"Our rule of thumb is that 30 percent of all remittances end up in spending for the real estate sector, whether it is used to buy or property or spent on housing improvement," he said.
More importantly, the trend marks a significant departure from the pattern established in previous decades where the bulk of OFW remittances was spent on consumer goods, with little left for savings and investments.
In 2006, OFWs sent back to their local beneficiaries $12.6 billion through the banking system alone. The central bank estimates that this amount is even understated by an average of 30 percent because of funds sent home through informal channels.
At the low end, this means that as much as $4.2 billion in OFW funds were spent on the real estate sector last year--a figure that will rise further, given the central bank's expectations of as much as $14 billion in remittances for 2007.

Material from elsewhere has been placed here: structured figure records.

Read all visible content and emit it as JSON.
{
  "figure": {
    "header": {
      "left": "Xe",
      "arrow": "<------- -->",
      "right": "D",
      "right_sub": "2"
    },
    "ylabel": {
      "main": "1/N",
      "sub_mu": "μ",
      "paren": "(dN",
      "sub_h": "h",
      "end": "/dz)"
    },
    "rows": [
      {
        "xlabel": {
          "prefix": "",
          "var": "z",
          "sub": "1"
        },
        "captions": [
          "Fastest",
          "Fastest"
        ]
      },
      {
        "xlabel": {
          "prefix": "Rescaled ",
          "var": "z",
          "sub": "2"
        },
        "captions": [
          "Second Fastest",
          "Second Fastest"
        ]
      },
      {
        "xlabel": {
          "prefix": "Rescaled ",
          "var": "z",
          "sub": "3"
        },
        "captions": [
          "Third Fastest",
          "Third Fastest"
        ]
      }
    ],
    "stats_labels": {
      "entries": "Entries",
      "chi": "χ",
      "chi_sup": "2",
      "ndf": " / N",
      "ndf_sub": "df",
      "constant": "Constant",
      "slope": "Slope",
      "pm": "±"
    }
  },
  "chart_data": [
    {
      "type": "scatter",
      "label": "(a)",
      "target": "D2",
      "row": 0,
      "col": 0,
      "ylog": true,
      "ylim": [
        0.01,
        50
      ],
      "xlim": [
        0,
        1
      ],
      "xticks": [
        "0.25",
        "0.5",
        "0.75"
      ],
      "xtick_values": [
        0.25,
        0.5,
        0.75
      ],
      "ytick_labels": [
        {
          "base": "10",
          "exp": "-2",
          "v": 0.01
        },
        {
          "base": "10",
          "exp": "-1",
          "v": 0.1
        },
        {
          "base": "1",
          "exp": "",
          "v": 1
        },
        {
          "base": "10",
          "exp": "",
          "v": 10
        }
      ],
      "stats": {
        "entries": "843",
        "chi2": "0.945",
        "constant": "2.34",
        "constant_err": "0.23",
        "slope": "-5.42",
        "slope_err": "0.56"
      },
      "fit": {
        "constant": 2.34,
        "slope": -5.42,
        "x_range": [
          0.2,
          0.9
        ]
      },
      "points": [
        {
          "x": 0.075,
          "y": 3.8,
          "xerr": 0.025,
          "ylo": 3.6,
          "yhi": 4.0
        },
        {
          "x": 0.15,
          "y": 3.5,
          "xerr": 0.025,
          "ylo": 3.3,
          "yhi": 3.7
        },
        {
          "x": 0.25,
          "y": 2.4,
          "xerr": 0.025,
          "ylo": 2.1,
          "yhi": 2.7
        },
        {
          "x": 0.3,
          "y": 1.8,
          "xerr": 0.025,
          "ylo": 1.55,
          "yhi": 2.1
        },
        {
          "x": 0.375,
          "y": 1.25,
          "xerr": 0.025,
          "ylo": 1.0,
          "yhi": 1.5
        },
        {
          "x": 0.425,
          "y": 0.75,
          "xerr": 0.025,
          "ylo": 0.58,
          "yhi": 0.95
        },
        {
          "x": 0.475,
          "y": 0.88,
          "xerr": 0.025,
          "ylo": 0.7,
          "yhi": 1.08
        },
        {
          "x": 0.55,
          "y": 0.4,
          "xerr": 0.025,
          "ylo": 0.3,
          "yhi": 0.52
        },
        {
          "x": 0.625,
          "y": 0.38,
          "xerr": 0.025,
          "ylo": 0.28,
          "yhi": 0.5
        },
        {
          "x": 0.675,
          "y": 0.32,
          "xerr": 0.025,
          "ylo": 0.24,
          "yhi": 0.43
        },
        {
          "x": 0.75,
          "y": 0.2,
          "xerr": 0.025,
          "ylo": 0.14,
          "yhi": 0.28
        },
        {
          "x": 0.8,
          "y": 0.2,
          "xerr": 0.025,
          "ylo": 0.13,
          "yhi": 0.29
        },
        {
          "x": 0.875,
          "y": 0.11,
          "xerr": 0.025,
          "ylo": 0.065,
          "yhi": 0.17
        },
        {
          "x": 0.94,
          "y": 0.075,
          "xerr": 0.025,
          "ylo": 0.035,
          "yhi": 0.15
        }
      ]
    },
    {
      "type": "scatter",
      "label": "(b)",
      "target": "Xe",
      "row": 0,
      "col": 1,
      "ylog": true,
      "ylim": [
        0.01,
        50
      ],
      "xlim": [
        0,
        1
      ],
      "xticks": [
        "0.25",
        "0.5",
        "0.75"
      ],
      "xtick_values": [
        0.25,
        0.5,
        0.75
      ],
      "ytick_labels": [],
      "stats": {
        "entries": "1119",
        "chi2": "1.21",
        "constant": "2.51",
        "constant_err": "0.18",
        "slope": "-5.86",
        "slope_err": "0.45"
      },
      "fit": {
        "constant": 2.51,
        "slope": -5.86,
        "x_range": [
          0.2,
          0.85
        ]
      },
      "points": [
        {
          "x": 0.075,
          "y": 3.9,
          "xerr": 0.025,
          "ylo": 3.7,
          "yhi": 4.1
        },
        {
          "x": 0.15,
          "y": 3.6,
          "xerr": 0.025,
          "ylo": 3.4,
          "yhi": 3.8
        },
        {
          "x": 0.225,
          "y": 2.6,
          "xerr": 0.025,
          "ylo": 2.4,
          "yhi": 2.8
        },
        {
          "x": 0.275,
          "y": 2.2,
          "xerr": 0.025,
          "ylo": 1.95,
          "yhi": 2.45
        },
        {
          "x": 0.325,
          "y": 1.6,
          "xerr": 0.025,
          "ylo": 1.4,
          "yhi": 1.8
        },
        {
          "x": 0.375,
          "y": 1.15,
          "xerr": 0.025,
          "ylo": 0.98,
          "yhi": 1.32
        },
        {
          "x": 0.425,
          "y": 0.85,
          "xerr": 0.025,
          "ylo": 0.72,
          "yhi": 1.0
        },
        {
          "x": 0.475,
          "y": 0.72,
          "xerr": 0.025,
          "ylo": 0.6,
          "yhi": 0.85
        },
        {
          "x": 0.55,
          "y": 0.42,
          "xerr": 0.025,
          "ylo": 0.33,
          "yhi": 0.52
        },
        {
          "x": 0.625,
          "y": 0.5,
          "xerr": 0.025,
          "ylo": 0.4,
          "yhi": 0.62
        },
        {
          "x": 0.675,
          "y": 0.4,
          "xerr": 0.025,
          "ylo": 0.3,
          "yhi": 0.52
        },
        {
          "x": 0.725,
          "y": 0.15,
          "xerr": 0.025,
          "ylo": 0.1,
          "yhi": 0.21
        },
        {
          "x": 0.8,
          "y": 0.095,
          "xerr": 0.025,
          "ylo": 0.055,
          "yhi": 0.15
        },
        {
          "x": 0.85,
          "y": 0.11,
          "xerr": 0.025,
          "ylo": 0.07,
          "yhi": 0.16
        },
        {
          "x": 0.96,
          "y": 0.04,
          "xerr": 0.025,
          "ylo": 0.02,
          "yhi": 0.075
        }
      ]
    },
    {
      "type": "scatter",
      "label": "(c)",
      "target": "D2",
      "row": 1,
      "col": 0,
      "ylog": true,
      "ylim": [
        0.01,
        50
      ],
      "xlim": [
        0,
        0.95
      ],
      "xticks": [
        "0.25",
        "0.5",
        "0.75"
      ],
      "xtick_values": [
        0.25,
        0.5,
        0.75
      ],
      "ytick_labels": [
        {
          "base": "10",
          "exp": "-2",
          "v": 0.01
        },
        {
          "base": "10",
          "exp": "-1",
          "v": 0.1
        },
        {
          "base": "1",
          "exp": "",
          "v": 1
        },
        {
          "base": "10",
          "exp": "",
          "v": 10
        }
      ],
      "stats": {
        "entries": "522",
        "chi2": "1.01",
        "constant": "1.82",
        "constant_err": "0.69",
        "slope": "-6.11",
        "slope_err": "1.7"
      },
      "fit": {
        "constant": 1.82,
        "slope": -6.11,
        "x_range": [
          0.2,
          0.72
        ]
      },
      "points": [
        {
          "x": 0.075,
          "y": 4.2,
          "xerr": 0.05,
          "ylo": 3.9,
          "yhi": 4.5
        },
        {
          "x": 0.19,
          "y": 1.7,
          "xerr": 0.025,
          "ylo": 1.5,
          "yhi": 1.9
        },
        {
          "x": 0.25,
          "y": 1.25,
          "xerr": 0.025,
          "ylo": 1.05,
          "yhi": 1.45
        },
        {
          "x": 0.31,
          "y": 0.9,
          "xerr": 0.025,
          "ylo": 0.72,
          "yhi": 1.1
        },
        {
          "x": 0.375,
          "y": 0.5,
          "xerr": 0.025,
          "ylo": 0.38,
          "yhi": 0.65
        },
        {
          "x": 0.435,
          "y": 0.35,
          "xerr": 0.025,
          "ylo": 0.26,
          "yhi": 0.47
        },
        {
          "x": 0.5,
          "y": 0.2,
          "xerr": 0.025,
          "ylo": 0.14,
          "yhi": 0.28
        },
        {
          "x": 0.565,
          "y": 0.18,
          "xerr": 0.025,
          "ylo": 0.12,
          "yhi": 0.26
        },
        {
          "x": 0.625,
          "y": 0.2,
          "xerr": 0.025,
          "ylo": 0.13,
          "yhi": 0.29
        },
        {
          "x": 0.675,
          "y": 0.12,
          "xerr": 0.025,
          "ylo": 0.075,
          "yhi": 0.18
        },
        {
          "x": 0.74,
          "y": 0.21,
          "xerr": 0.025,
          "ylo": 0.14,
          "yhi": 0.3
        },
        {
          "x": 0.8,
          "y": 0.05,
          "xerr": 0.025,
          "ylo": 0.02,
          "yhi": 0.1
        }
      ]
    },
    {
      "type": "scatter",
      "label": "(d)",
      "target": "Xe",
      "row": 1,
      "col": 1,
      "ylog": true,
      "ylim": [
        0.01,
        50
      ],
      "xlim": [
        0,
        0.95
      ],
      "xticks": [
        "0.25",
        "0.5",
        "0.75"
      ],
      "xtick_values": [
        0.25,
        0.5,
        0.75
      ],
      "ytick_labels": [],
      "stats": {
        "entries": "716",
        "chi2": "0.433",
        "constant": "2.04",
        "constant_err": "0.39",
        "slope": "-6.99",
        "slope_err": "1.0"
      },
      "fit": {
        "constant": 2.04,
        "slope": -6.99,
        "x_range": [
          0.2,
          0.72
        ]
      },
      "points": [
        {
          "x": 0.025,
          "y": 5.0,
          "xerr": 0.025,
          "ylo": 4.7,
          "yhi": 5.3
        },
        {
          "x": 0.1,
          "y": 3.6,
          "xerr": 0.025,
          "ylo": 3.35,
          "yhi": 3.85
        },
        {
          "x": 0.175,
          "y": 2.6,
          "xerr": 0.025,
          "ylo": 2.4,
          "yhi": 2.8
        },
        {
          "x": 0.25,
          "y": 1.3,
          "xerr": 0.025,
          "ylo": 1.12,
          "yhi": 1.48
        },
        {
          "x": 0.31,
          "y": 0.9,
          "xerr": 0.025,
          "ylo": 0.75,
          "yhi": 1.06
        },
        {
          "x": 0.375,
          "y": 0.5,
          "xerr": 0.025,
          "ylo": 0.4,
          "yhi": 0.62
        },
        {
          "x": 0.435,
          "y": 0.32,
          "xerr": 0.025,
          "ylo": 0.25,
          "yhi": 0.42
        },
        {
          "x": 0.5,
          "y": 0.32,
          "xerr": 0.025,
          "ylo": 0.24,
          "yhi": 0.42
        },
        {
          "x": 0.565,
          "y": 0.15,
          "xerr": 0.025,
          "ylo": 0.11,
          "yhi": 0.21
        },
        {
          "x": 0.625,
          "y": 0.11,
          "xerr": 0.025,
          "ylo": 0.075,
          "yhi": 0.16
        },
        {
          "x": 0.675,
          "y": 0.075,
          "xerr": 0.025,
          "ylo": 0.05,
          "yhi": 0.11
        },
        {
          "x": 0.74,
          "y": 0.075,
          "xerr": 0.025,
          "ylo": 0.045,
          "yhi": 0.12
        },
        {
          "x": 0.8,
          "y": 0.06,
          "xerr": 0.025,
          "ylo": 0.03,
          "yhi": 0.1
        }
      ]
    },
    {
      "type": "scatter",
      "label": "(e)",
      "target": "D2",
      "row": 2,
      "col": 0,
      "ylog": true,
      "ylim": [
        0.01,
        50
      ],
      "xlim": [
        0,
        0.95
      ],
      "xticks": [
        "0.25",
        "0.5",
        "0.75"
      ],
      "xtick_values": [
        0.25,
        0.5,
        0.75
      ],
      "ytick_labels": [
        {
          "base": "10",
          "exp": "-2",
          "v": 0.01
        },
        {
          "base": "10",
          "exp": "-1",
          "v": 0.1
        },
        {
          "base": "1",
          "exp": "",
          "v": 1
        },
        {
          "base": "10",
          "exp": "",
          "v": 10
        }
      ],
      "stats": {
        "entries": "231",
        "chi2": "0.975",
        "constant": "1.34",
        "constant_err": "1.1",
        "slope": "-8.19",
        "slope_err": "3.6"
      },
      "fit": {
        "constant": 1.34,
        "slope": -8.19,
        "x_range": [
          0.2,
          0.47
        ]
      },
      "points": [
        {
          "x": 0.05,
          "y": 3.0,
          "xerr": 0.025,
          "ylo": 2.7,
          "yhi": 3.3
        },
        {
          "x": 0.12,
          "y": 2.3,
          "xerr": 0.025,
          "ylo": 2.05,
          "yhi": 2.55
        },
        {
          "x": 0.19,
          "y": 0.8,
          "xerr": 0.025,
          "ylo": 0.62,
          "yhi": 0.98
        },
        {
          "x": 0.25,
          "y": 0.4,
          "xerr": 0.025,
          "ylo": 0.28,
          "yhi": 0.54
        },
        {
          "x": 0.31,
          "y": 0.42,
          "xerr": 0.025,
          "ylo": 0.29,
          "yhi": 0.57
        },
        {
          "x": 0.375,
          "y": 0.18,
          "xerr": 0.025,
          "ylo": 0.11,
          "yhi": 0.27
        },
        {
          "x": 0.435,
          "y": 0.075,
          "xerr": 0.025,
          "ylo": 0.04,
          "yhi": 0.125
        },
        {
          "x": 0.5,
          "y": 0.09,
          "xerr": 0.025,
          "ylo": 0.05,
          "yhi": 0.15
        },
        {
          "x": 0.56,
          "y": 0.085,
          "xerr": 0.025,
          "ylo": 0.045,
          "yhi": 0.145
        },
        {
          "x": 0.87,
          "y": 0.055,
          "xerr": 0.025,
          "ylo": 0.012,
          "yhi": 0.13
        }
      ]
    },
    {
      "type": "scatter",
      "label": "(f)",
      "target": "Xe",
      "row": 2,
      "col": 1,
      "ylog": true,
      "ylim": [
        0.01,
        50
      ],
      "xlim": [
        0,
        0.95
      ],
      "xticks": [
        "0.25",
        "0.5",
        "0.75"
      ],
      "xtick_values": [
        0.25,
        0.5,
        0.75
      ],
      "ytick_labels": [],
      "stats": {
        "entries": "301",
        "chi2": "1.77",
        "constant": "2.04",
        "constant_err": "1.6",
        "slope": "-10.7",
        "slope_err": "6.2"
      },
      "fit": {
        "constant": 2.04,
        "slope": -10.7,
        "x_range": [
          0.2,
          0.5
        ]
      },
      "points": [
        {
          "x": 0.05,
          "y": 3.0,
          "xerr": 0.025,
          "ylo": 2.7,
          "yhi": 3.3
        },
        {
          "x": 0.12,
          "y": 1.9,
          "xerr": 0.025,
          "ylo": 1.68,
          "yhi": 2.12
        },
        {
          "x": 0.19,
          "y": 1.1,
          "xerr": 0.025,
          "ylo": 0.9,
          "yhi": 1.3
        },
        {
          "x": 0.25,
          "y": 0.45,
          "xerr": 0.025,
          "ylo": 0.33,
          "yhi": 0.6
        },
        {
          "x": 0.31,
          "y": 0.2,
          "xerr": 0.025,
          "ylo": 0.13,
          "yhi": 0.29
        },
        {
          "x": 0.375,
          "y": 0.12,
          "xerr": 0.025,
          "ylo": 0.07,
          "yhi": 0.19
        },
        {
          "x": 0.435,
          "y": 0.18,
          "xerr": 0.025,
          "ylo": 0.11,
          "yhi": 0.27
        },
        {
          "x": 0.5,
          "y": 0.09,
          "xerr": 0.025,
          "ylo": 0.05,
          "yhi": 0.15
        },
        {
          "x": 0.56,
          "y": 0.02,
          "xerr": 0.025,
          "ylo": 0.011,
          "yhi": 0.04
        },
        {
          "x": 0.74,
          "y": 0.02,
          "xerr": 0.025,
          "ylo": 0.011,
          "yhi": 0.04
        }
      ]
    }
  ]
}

"OFWs are really the main factor driving up this market," said Antonio, whose firm has launched several projects aimed at this cash-rich sector. "In our case, at least 50 percent of our sales come from OFW [buyers]."
For other firms, this level could go to as high as 60 percent of all sales, he said.
The trend has not gone unnoticed.
Large and small real estate developers are now investing heavily in wooing expatriate Filipino buyers. These include property blue-chip Ayala Land Inc., Megaworld Corp. and Robinsons Land Corp.
These firms embark on periodic sales tours in Europe and the US aimed at attracting Filipino buyers, some even setting up permanent sales offices in areas with high concentration of potential clients.
Indeed, the latest data from the National Statistical Coordination Board revealed that the property sector had recorded the fastest growth rate among various monitored industries in recent months.